Alright the command is built-up out of four sections, let’s put aside the eval command for now and step through the command execution in-order.

bw unlock

This unlocks your Bitwarden vault and by default gives you an output like this:

Your vault is now unlocked!

To unlock your vault, set your session key to the `BW_SESSION` environment variable. ex:
$ export BW_SESSION="secret_token"
> $env:BW_SESSION="secret_token"

You can also pass the session key to any command with the `--session` option. ex:
$ bw list items --session secret_token

Bitwarden gives us advice here how we could add the session key to our environment, the interesting command is the export command. We want to execute that specific command, so we want to use grep for that in our second step:

grep "export"

This grep command will fetch the provided hint by Bitwarden on how to set our session key, and now we come to our last step before executing the export command. Because as you can see there is still a $ in the command, we would be left with $ export BW_SESSION="secret_token" which is almost right but not usable. For that we need the last command cut, with that we can drop the dollar sign.

cut -c 3-

We now cut the first two elements of our grepped command, so now we are left with the eval step and that will evaluate the following command export BW_SESSION="secret_token". Alright you can now try getting a password from your vault like this bw get password *password_name*, for this terminal you should not be prompted for credentials.

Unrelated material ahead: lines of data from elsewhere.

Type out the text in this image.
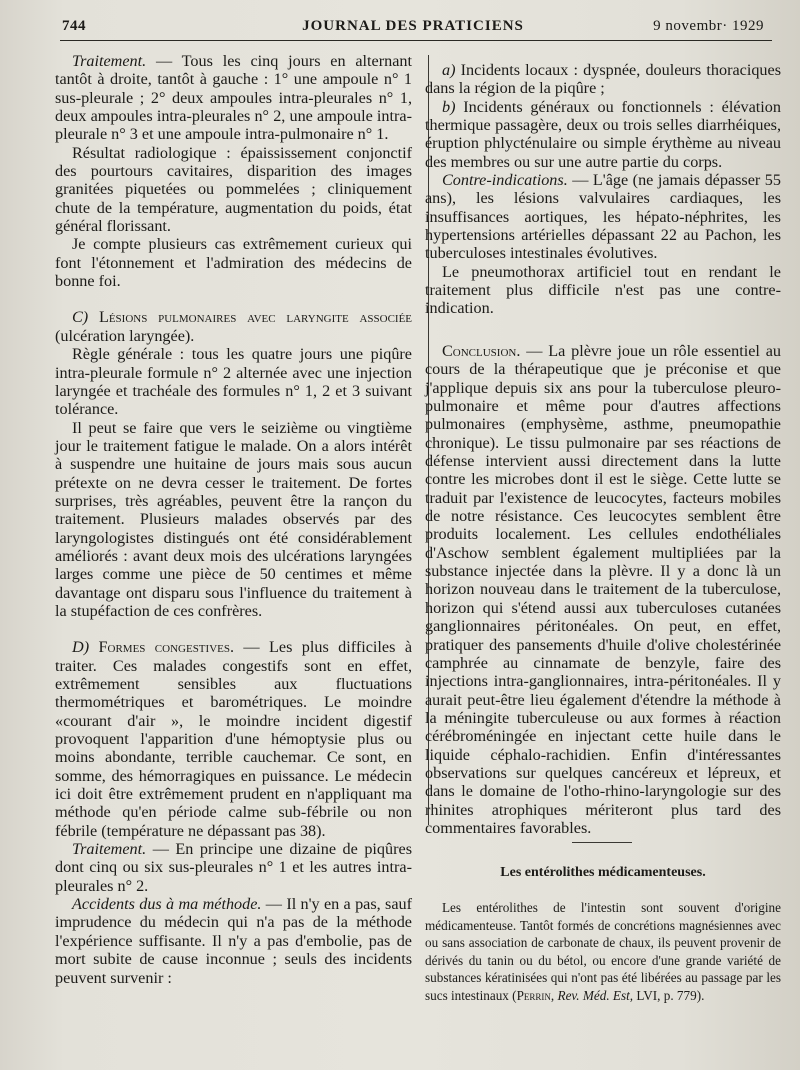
744	JOURNAL DES PRATICIENS	9 novembr· 1929

Traitement. — Tous les cinq jours en alternant tantôt à droite, tantôt à gauche : 1° une ampoule n° 1 sus-pleurale ; 2° deux ampoules intra-pleurales n° 1, deux ampoules intra-pleurales n° 2, une ampoule intra-pleurale n° 3 et une ampoule intra-pulmonaire n° 1.

Résultat radiologique : épaississement conjonctif des pourtours cavitaires, disparition des images granitées piquetées ou pommelées ; cliniquement chute de la température, augmentation du poids, état général florissant.

Je compte plusieurs cas extrêmement curieux qui font l'étonnement et l'admiration des médecins de bonne foi.

C) Lésions pulmonaires avec laryngite associée (ulcération laryngée).

Règle générale : tous les quatre jours une piqûre intra-pleurale formule n° 2 alternée avec une injection laryngée et trachéale des formules n° 1, 2 et 3 suivant tolérance.

Il peut se faire que vers le seizième ou vingtième jour le traitement fatigue le malade. On a alors intérêt à suspendre une huitaine de jours mais sous aucun prétexte on ne devra cesser le traitement. De fortes surprises, très agréables, peuvent être la rançon du traitement. Plusieurs malades observés par des laryngologistes distingués ont été considérablement améliorés : avant deux mois des ulcérations laryngées larges comme une pièce de 50 centimes et même davantage ont disparu sous l'influence du traitement à la stupéfaction de ces confrères.

D) Formes congestives. — Les plus difficiles à traiter. Ces malades congestifs sont en effet, extrêmement sensibles aux fluctuations thermométriques et barométriques. Le moindre «courant d'air », le moindre incident digestif provoquent l'apparition d'une hémoptysie plus ou moins abondante, terrible cauchemar. Ce sont, en somme, des hémorragiques en puissance. Le médecin ici doit être extrêmement prudent en n'appliquant ma méthode qu'en période calme sub-fébrile ou non fébrile (température ne dépassant pas 38).

Traitement. — En principe une dizaine de piqûres dont cinq ou six sus-pleurales n° 1 et les autres intra-pleurales n° 2.

Accidents dus à ma méthode. — Il n'y en a pas, sauf imprudence du médecin qui n'a pas de la méthode l'expérience suffisante. Il n'y a pas d'embolie, pas de mort subite de cause inconnue ; seuls des incidents peuvent survenir :

a) Incidents locaux : dyspnée, douleurs thoraciques dans la région de la piqûre ;

b) Incidents généraux ou fonctionnels : élévation thermique passagère, deux ou trois selles diarrhéiques, éruption phlycténulaire ou simple érythème au niveau des membres ou sur une autre partie du corps.

Contre-indications. — L'âge (ne jamais dépasser 55 ans), les lésions valvulaires cardiaques, les insuffisances aortiques, les hépato-néphrites, les hypertensions artérielles dépassant 22 au Pachon, les tuberculoses intestinales évolutives.

Le pneumothorax artificiel tout en rendant le traitement plus difficile n'est pas une contre-indication.

Conclusion. — La plèvre joue un rôle essentiel au cours de la thérapeutique que je préconise et que j'applique depuis six ans pour la tuberculose pleuro-pulmonaire et même pour d'autres affections pulmonaires (emphysème, asthme, pneumopathie chronique). Le tissu pulmonaire par ses réactions de défense intervient aussi directement dans la lutte contre les microbes dont il est le siège. Cette lutte se traduit par l'existence de leucocytes, facteurs mobiles de notre résistance. Ces leucocytes semblent être produits localement. Les cellules endothéliales d'Aschow semblent également multipliées par la substance injectée dans la plèvre. Il y a donc là un horizon nouveau dans le traitement de la tuberculose, horizon qui s'étend aussi aux tuberculoses cutanées ganglionnaires péritonéales. On peut, en effet, pratiquer des pansements d'huile d'olive cholestérinée camphrée au cinnamate de benzyle, faire des injections intra-ganglionnaires, intra-péritonéales. Il y aurait peut-être lieu également d'étendre la méthode à la méningite tuberculeuse ou aux formes à réaction cérébroméningée en injectant cette huile dans le liquide céphalo-rachidien. Enfin d'intéressantes observations sur quelques cancéreux et lépreux, et dans le domaine de l'otho-rhino-laryngologie sur des rhinites atrophiques mériteront plus tard des commentaires favorables.

Les entérolithes médicamenteuses.

Les entérolithes de l'intestin sont souvent d'origine médicamenteuse. Tantôt formés de concrétions magnésiennes avec ou sans association de carbonate de chaux, ils peuvent provenir de dérivés du tanin ou du bétol, ou encore d'une grande variété de substances kératinisées qui n'ont pas été libérées au passage par les sucs intestinaux (Perrin, Rev. Méd. Est, LVI, p. 779).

Now don’t forget to lock your session if you leave your device unattended.

Example use case

Now what are some actual use cases for the Bitwarden CLI, or better said, why did I want this command. For me, it was unlocking my Ansible vault when executing playbooks, I got very tired of constantly copying my password from the Bitwarden client. What I do now is fetch the password from the Bitwarden CLI and pipe it into the playbook command for setting up my k3s cluster.